En conséquence, en l'espèce, selon le Tribunal fédéral, la conclusion du contrat de location et les échéances mensuelles du loyer entraînaient déjà un apport de revenu fiscalement pertinent. Cependant, la juridiction inférieure a supposé en faveur du plaignant une relation de prêt à titre gratuit et a donc évalué la valeur locative inférieure. Selon la jurisprudence, un prêt à usage (gratuit) au sens des articles 305 et suivants du Code de la consommation est un prêt à usage. OU si le propriétaire de l'appartement le loue gratuitement à un proche parent. Même si le propriétaire ne dispose plus de l'appartement, il est toujours considéré comme le "propriétaire" de l'appartement à des fins fiscales, c'est pourquoi il est imposé sur la valeur locative correspondante. Dans le cas présent, le loyer convenu contractuellement serait en soi imposable en tant que revenu au cours de la période fiscale 2015. Toutefois, en raison de l'interdiction de la reformatio in peius, le Tribunal fédéral ne peut pas modifier la décision de la juridiction inférieure au détriment du plaignant. Par conséquent, dans le cas présent, la valeur locative de l'appartement en question est imposée dans le canton de Soleure.
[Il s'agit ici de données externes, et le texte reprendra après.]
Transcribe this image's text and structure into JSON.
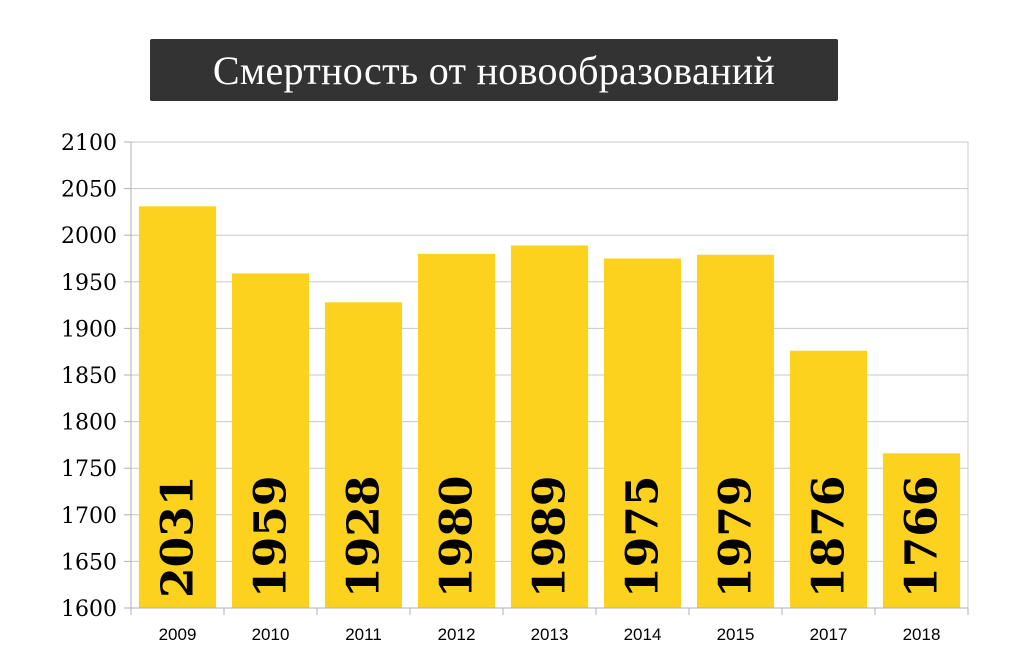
{
  "title": "Смертность от новообразований",
  "colors": {
    "bar": "#FCD21F",
    "title_background": "#333333",
    "title_text": "#FFFFFF",
    "grid": "#C8C8C8"
  },
  "chart_data": {
    "type": "bar",
    "title": "Смертность от новообразований",
    "xlabel": "",
    "ylabel": "",
    "categories": [
      "2009",
      "2010",
      "2011",
      "2012",
      "2013",
      "2014",
      "2015",
      "2017",
      "2018"
    ],
    "values": [
      2031,
      1959,
      1928,
      1980,
      1989,
      1975,
      1979,
      1876,
      1766
    ],
    "ylim": [
      1600,
      2100
    ],
    "yticks": [
      "1600",
      "1650",
      "1700",
      "1750",
      "1800",
      "1850",
      "1900",
      "1950",
      "2000",
      "2050",
      "2100"
    ],
    "grid": true,
    "legend": false,
    "data_labels": "vertical, inside bar bottom"
  }
}
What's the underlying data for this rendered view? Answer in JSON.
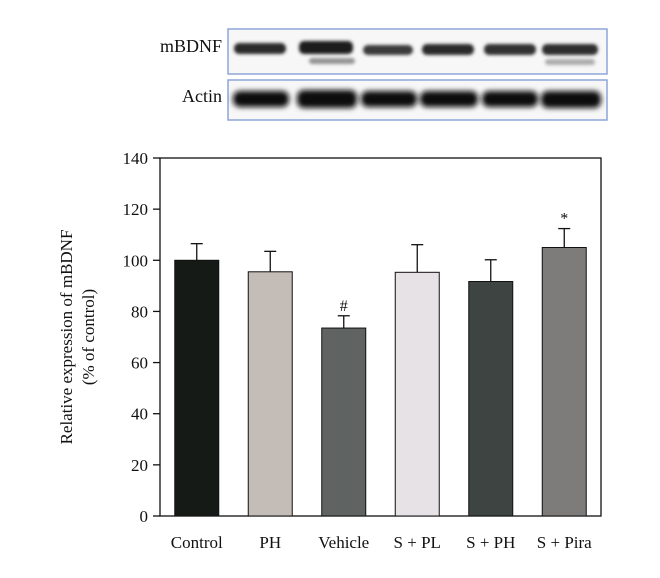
{
  "blot": {
    "rows": [
      {
        "label": "mBDNF"
      },
      {
        "label": "Actin"
      }
    ]
  },
  "colors": {
    "blot_border": "#8ea6d8",
    "axis": "#111111"
  },
  "chart_data": {
    "type": "bar",
    "categories": [
      "Control",
      "PH",
      "Vehicle",
      "S + PL",
      "S + PH",
      "S + Pira"
    ],
    "values": [
      100,
      95.5,
      73.5,
      95.3,
      91.7,
      105
    ],
    "errors": [
      6.5,
      8,
      4.8,
      10.8,
      8.5,
      7.4
    ],
    "annotations": [
      "",
      "",
      "#",
      "",
      "",
      "*"
    ],
    "bar_colors": [
      "#161a16",
      "#c4bcb7",
      "#5f6462",
      "#e6e2e6",
      "#3e4441",
      "#7e7c7b"
    ],
    "title": "",
    "xlabel": "",
    "ylabel": "Relative expression of mBDNF\n(% of control)",
    "ylim": [
      0,
      140
    ],
    "yticks": [
      0,
      20,
      40,
      60,
      80,
      100,
      120,
      140
    ],
    "grid": false
  }
}
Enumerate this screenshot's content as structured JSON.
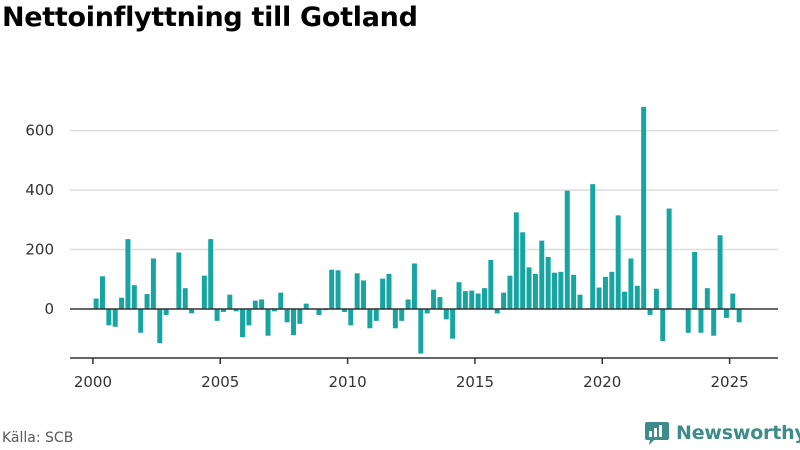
{
  "title": "Nettoinflyttning till Gotland",
  "source": "Källa: SCB",
  "brand": "Newsworthy",
  "colors": {
    "bar": "#16a5a0",
    "grid": "#dddddd",
    "zero": "#333333",
    "brand": "#3d8c89"
  },
  "chart_data": {
    "type": "bar",
    "title": "Nettoinflyttning till Gotland",
    "xlabel": "",
    "ylabel": "",
    "x_start_year": 2000,
    "periods_per_year": 4,
    "xlim": [
      1999.1,
      2026.9
    ],
    "ylim": [
      -165,
      720
    ],
    "yticks": [
      0,
      200,
      400,
      600
    ],
    "xticks": [
      2000,
      2005,
      2010,
      2015,
      2020,
      2025
    ],
    "grid": true,
    "legend": "none",
    "values": [
      35,
      110,
      -55,
      -60,
      38,
      235,
      80,
      -80,
      50,
      170,
      -115,
      -20,
      -2,
      190,
      70,
      -15,
      1,
      112,
      235,
      -40,
      -10,
      48,
      -8,
      -95,
      -55,
      28,
      32,
      -90,
      -8,
      55,
      -45,
      -88,
      -50,
      18,
      0,
      -20,
      -4,
      132,
      130,
      -10,
      -55,
      120,
      96,
      -65,
      -40,
      102,
      118,
      -65,
      -40,
      32,
      153,
      -150,
      -15,
      65,
      40,
      -35,
      -100,
      90,
      60,
      62,
      52,
      70,
      165,
      -15,
      55,
      112,
      325,
      258,
      140,
      118,
      230,
      175,
      122,
      125,
      398,
      115,
      48,
      1,
      420,
      72,
      108,
      125,
      315,
      58,
      170,
      78,
      680,
      -20,
      68,
      -108,
      338,
      0,
      0,
      -80,
      192,
      -80,
      70,
      -90,
      248,
      -30,
      52,
      -45
    ]
  }
}
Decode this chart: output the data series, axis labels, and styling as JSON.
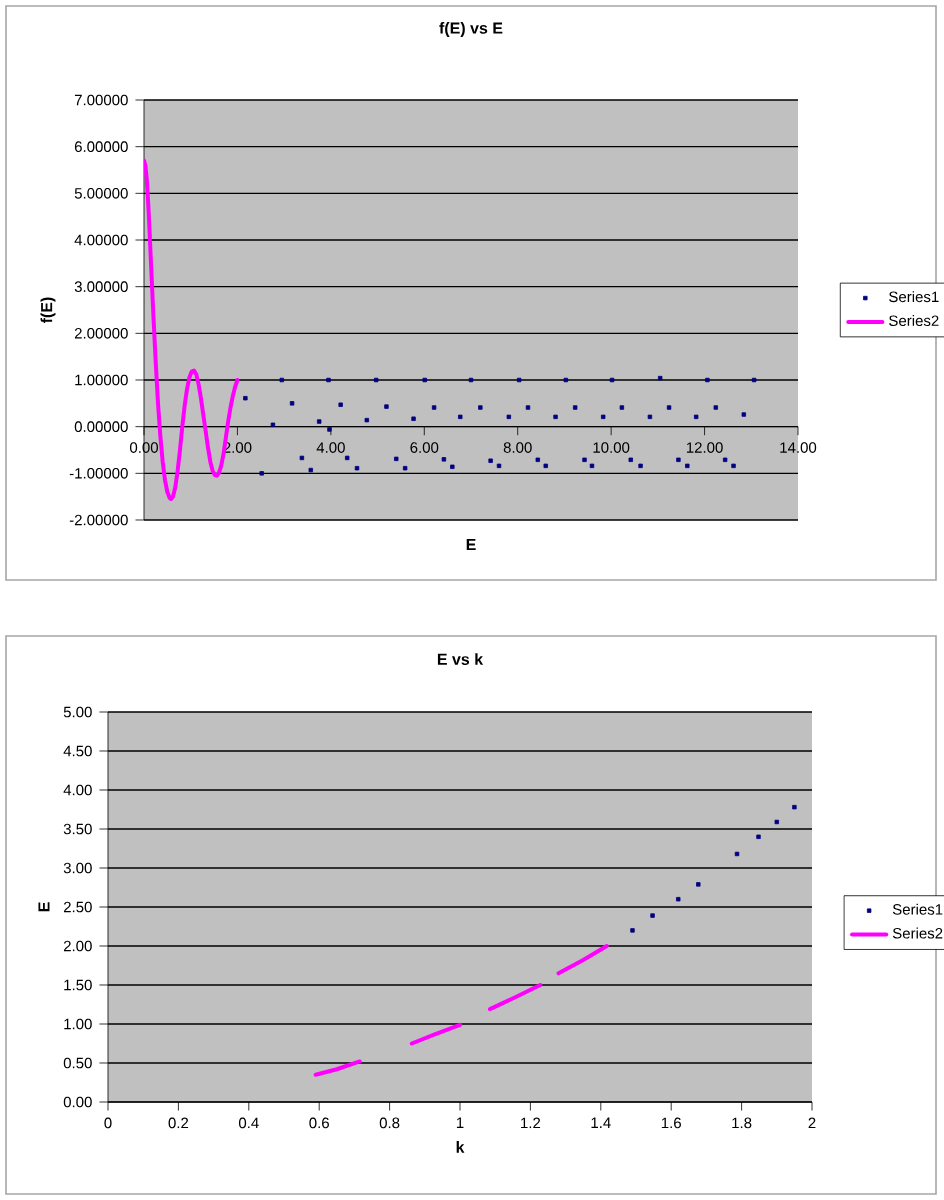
{
  "chart_data": [
    {
      "type": "scatter",
      "title": "f(E) vs E",
      "xlabel": "E",
      "ylabel": "f(E)",
      "xlim": [
        0,
        14
      ],
      "ylim": [
        -2,
        7
      ],
      "xticks": [
        {
          "value": 0,
          "label": "0.00"
        },
        {
          "value": 2,
          "label": "2.00"
        },
        {
          "value": 4,
          "label": "4.00"
        },
        {
          "value": 6,
          "label": "6.00"
        },
        {
          "value": 8,
          "label": "8.00"
        },
        {
          "value": 10,
          "label": "10.00"
        },
        {
          "value": 12,
          "label": "12.00"
        },
        {
          "value": 14,
          "label": "14.00"
        }
      ],
      "yticks": [
        {
          "value": -2,
          "label": "-2.00000"
        },
        {
          "value": -1,
          "label": "-1.00000"
        },
        {
          "value": 0,
          "label": "0.00000"
        },
        {
          "value": 1,
          "label": "1.00000"
        },
        {
          "value": 2,
          "label": "2.00000"
        },
        {
          "value": 3,
          "label": "3.00000"
        },
        {
          "value": 4,
          "label": "4.00000"
        },
        {
          "value": 5,
          "label": "5.00000"
        },
        {
          "value": 6,
          "label": "6.00000"
        },
        {
          "value": 7,
          "label": "7.00000"
        }
      ],
      "grid": "y",
      "legend": "right",
      "series": [
        {
          "name": "Series1",
          "color": "#000080",
          "marker": "square",
          "x": [
            2.17,
            2.52,
            2.76,
            2.95,
            3.17,
            3.38,
            3.57,
            3.75,
            3.95,
            3.97,
            4.21,
            4.35,
            4.56,
            4.77,
            4.97,
            5.19,
            5.4,
            5.59,
            5.77,
            6.01,
            6.21,
            6.42,
            6.6,
            6.77,
            7.0,
            7.2,
            7.42,
            7.6,
            7.81,
            8.03,
            8.22,
            8.43,
            8.6,
            8.81,
            9.03,
            9.23,
            9.43,
            9.59,
            9.83,
            10.02,
            10.23,
            10.42,
            10.63,
            10.83,
            11.05,
            11.24,
            11.44,
            11.63,
            11.82,
            12.06,
            12.24,
            12.44,
            12.62,
            12.84,
            13.06
          ],
          "values": [
            0.61,
            -1.0,
            0.04,
            1.0,
            0.5,
            -0.67,
            -0.93,
            0.11,
            1.0,
            -0.06,
            0.47,
            -0.67,
            -0.89,
            0.14,
            1.0,
            0.43,
            -0.69,
            -0.89,
            0.17,
            1.0,
            0.41,
            -0.7,
            -0.86,
            0.21,
            1.0,
            0.41,
            -0.73,
            -0.84,
            0.21,
            1.0,
            0.41,
            -0.71,
            -0.84,
            0.21,
            1.0,
            0.41,
            -0.71,
            -0.84,
            0.21,
            1.0,
            0.41,
            -0.71,
            -0.84,
            0.21,
            1.04,
            0.41,
            -0.71,
            -0.84,
            0.21,
            1.0,
            0.41,
            -0.71,
            -0.84,
            0.26,
            1.0
          ]
        },
        {
          "name": "Series2",
          "color": "#ff00ff",
          "type": "line",
          "x": [
            0.0,
            0.03,
            0.06,
            0.1,
            0.15,
            0.2,
            0.25,
            0.3,
            0.35,
            0.4,
            0.45,
            0.5,
            0.55,
            0.58,
            0.62,
            0.67,
            0.72,
            0.77,
            0.82,
            0.87,
            0.92,
            0.97,
            1.02,
            1.07,
            1.12,
            1.17,
            1.22,
            1.27,
            1.32,
            1.37,
            1.42,
            1.47,
            1.52,
            1.56,
            1.6,
            1.65,
            1.7,
            1.75,
            1.8,
            1.85,
            1.9,
            1.95,
            2.0
          ],
          "values": [
            5.7,
            5.6,
            5.3,
            4.6,
            3.5,
            2.4,
            1.4,
            0.5,
            -0.2,
            -0.75,
            -1.15,
            -1.4,
            -1.53,
            -1.55,
            -1.5,
            -1.3,
            -0.95,
            -0.5,
            0.0,
            0.45,
            0.8,
            1.05,
            1.18,
            1.2,
            1.12,
            0.9,
            0.6,
            0.25,
            -0.1,
            -0.45,
            -0.75,
            -0.95,
            -1.04,
            -1.05,
            -1.0,
            -0.85,
            -0.6,
            -0.25,
            0.1,
            0.4,
            0.65,
            0.85,
            1.0
          ]
        }
      ]
    },
    {
      "type": "scatter",
      "title": "E vs k",
      "xlabel": "k",
      "ylabel": "E",
      "xlim": [
        0,
        2
      ],
      "ylim": [
        0,
        5
      ],
      "xticks": [
        0,
        0.2,
        0.4,
        0.6,
        0.8,
        1,
        1.2,
        1.4,
        1.6,
        1.8,
        2
      ],
      "yticks": [
        {
          "value": 0,
          "label": "0.00"
        },
        {
          "value": 0.5,
          "label": "0.50"
        },
        {
          "value": 1,
          "label": "1.00"
        },
        {
          "value": 1.5,
          "label": "1.50"
        },
        {
          "value": 2,
          "label": "2.00"
        },
        {
          "value": 2.5,
          "label": "2.50"
        },
        {
          "value": 3,
          "label": "3.00"
        },
        {
          "value": 3.5,
          "label": "3.50"
        },
        {
          "value": 4,
          "label": "4.00"
        },
        {
          "value": 4.5,
          "label": "4.50"
        },
        {
          "value": 5,
          "label": "5.00"
        }
      ],
      "grid": "y",
      "legend": "right",
      "series": [
        {
          "name": "Series1",
          "color": "#000080",
          "marker": "square",
          "x": [
            1.49,
            1.547,
            1.62,
            1.677,
            1.787,
            1.848,
            1.9,
            1.95
          ],
          "values": [
            2.2,
            2.39,
            2.6,
            2.79,
            3.18,
            3.4,
            3.59,
            3.78
          ]
        },
        {
          "name": "Series2",
          "color": "#ff00ff",
          "type": "line",
          "x": [
            0.59,
            0.65,
            0.715,
            0.8,
            0.863,
            0.93,
            1.0,
            1.05,
            1.085,
            1.16,
            1.228,
            1.25,
            1.28,
            1.35,
            1.417
          ],
          "values": [
            0.35,
            0.42,
            0.52,
            null,
            0.75,
            0.87,
            0.99,
            null,
            1.19,
            1.35,
            1.5,
            null,
            1.65,
            1.82,
            2.0
          ]
        }
      ]
    }
  ]
}
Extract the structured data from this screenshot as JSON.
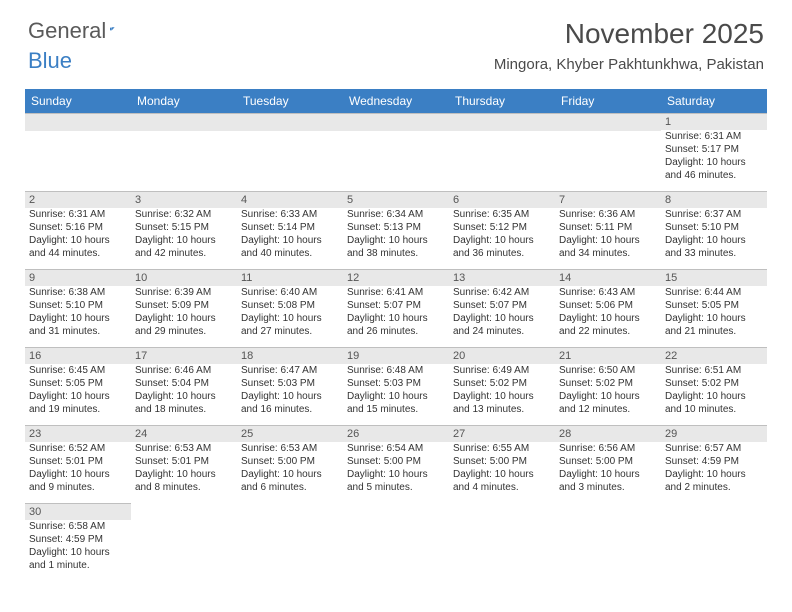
{
  "logo": {
    "text1": "General",
    "text2": "Blue"
  },
  "title": "November 2025",
  "location": "Mingora, Khyber Pakhtunkhwa, Pakistan",
  "weekdays": [
    "Sunday",
    "Monday",
    "Tuesday",
    "Wednesday",
    "Thursday",
    "Friday",
    "Saturday"
  ],
  "colors": {
    "header_bg": "#3b7fc4",
    "header_fg": "#ffffff",
    "daybar_bg": "#e8e8e8",
    "daybar_border": "#bfbfbf",
    "text": "#333333",
    "title_color": "#4a4a4a"
  },
  "first_weekday_index": 6,
  "days": [
    {
      "n": 1,
      "sr": "6:31 AM",
      "ss": "5:17 PM",
      "dl": "10 hours and 46 minutes."
    },
    {
      "n": 2,
      "sr": "6:31 AM",
      "ss": "5:16 PM",
      "dl": "10 hours and 44 minutes."
    },
    {
      "n": 3,
      "sr": "6:32 AM",
      "ss": "5:15 PM",
      "dl": "10 hours and 42 minutes."
    },
    {
      "n": 4,
      "sr": "6:33 AM",
      "ss": "5:14 PM",
      "dl": "10 hours and 40 minutes."
    },
    {
      "n": 5,
      "sr": "6:34 AM",
      "ss": "5:13 PM",
      "dl": "10 hours and 38 minutes."
    },
    {
      "n": 6,
      "sr": "6:35 AM",
      "ss": "5:12 PM",
      "dl": "10 hours and 36 minutes."
    },
    {
      "n": 7,
      "sr": "6:36 AM",
      "ss": "5:11 PM",
      "dl": "10 hours and 34 minutes."
    },
    {
      "n": 8,
      "sr": "6:37 AM",
      "ss": "5:10 PM",
      "dl": "10 hours and 33 minutes."
    },
    {
      "n": 9,
      "sr": "6:38 AM",
      "ss": "5:10 PM",
      "dl": "10 hours and 31 minutes."
    },
    {
      "n": 10,
      "sr": "6:39 AM",
      "ss": "5:09 PM",
      "dl": "10 hours and 29 minutes."
    },
    {
      "n": 11,
      "sr": "6:40 AM",
      "ss": "5:08 PM",
      "dl": "10 hours and 27 minutes."
    },
    {
      "n": 12,
      "sr": "6:41 AM",
      "ss": "5:07 PM",
      "dl": "10 hours and 26 minutes."
    },
    {
      "n": 13,
      "sr": "6:42 AM",
      "ss": "5:07 PM",
      "dl": "10 hours and 24 minutes."
    },
    {
      "n": 14,
      "sr": "6:43 AM",
      "ss": "5:06 PM",
      "dl": "10 hours and 22 minutes."
    },
    {
      "n": 15,
      "sr": "6:44 AM",
      "ss": "5:05 PM",
      "dl": "10 hours and 21 minutes."
    },
    {
      "n": 16,
      "sr": "6:45 AM",
      "ss": "5:05 PM",
      "dl": "10 hours and 19 minutes."
    },
    {
      "n": 17,
      "sr": "6:46 AM",
      "ss": "5:04 PM",
      "dl": "10 hours and 18 minutes."
    },
    {
      "n": 18,
      "sr": "6:47 AM",
      "ss": "5:03 PM",
      "dl": "10 hours and 16 minutes."
    },
    {
      "n": 19,
      "sr": "6:48 AM",
      "ss": "5:03 PM",
      "dl": "10 hours and 15 minutes."
    },
    {
      "n": 20,
      "sr": "6:49 AM",
      "ss": "5:02 PM",
      "dl": "10 hours and 13 minutes."
    },
    {
      "n": 21,
      "sr": "6:50 AM",
      "ss": "5:02 PM",
      "dl": "10 hours and 12 minutes."
    },
    {
      "n": 22,
      "sr": "6:51 AM",
      "ss": "5:02 PM",
      "dl": "10 hours and 10 minutes."
    },
    {
      "n": 23,
      "sr": "6:52 AM",
      "ss": "5:01 PM",
      "dl": "10 hours and 9 minutes."
    },
    {
      "n": 24,
      "sr": "6:53 AM",
      "ss": "5:01 PM",
      "dl": "10 hours and 8 minutes."
    },
    {
      "n": 25,
      "sr": "6:53 AM",
      "ss": "5:00 PM",
      "dl": "10 hours and 6 minutes."
    },
    {
      "n": 26,
      "sr": "6:54 AM",
      "ss": "5:00 PM",
      "dl": "10 hours and 5 minutes."
    },
    {
      "n": 27,
      "sr": "6:55 AM",
      "ss": "5:00 PM",
      "dl": "10 hours and 4 minutes."
    },
    {
      "n": 28,
      "sr": "6:56 AM",
      "ss": "5:00 PM",
      "dl": "10 hours and 3 minutes."
    },
    {
      "n": 29,
      "sr": "6:57 AM",
      "ss": "4:59 PM",
      "dl": "10 hours and 2 minutes."
    },
    {
      "n": 30,
      "sr": "6:58 AM",
      "ss": "4:59 PM",
      "dl": "10 hours and 1 minute."
    }
  ],
  "labels": {
    "sunrise": "Sunrise:",
    "sunset": "Sunset:",
    "daylight": "Daylight:"
  }
}
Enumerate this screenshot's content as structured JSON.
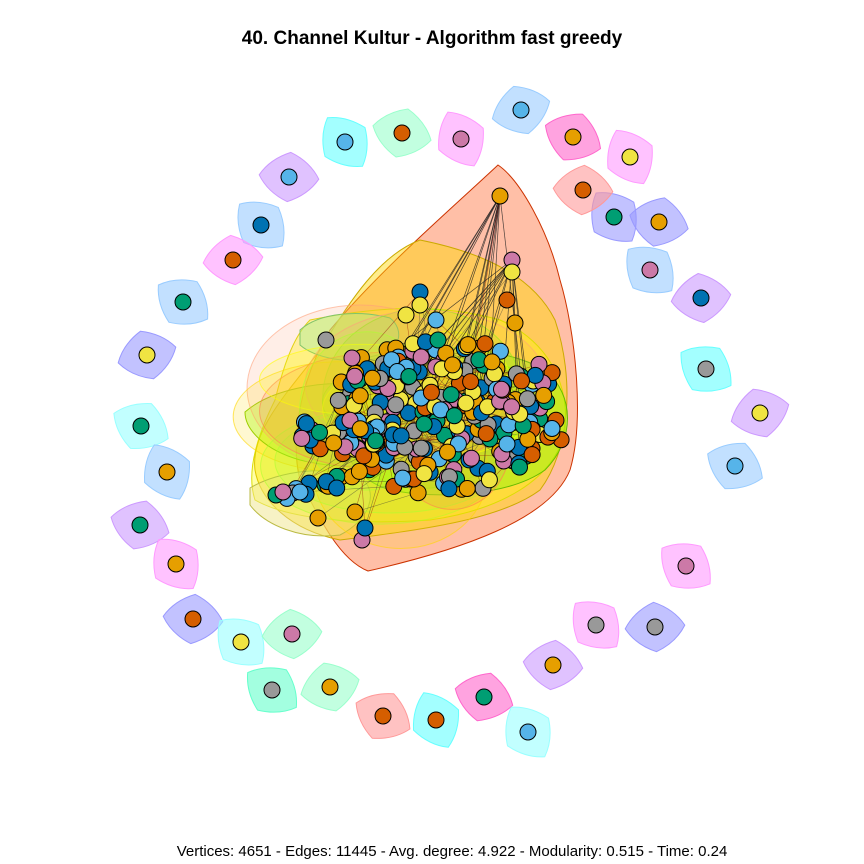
{
  "title": "40. Channel Kultur - Algorithm fast greedy",
  "footer": "Vertices: 4651 - Edges: 11445 - Avg. degree: 4.922 - Modularity: 0.515 - Time: 0.24",
  "node_palette": [
    "#E69F00",
    "#56B4E9",
    "#009E73",
    "#F0E442",
    "#0072B2",
    "#D55E00",
    "#CC79A7",
    "#999999"
  ],
  "hull_palette": [
    "#FF9999",
    "#99FFCC",
    "#66FFFF",
    "#FF99FF",
    "#9999FF",
    "#CC99FF",
    "#99CCFF",
    "#FF66CC",
    "#99FFFF",
    "#66FFCC"
  ],
  "core_hull_colors": [
    "#FF7F50",
    "#FFD700",
    "#FFFF00",
    "#ADFF2F",
    "#7CFC00",
    "#FFA07A",
    "#F0E68C"
  ]
}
Informations complémentaires sur la valeur locative imputée

La valeur locative imputée est une question politique très controversée et fait l'objet de discussions sur la politique fiscale depuis des années. Actuellement, le Conseil des Etats traite l'initiative parlementaire "Changement de système de l'imposition de la propriété du logement"(17.400). En l'état actuel des choses, le Conseil des États a jusqu'à la session d'automne 2021 pour élaborer un projet de loi. Il n'est pas exclu que la pandémie actuelle de Covid-19 conduise à une (nouvelle) prolongation du délai. Pour une discussion détaillée de l'initiative parlementaire, voir notre article de blog.

Notes en fin de texte

[1] cf. Zwahlen/Lissi, in : Zweifel/Beusch (ed.), Komm. DBG, 3e éd. 2017, art. 21 N 18.

[2] cf. BGE 146 II 97, E. 2.4.2, avec d'autres références.

[3] cf. Zwahlen/Lissi, in : Zweifel/Beusch (ed.), Komm. DBG, 3e éd. 2017, art. 21 N 24.

[4] Arrêt du Tribunal fédéral 2C_500/2018 du 8 avril 2020 E. 2.3 ; Jugement du BGer 2C_1039/2015 du 28 avril 2016 E. 3.3, chacun avec des références supplémentaires.

[5] cf. à cet égard l'arrêt du Tribunal fédéral 2C_475/2016 du 30 novembre 2016, E. 2.1.

[6] cf. à cet égard l'arrêt du Tribunal fédéral 2C_475/2016 du 30 novembre 2016, E. 2.2 ; en détail BGE 146 II 97 ; en outre également Zwahlen/Lissi, in : Zweifel/Beusch (éd.), Komm. DBG, 3e éd. 2017, art. 21 N 9.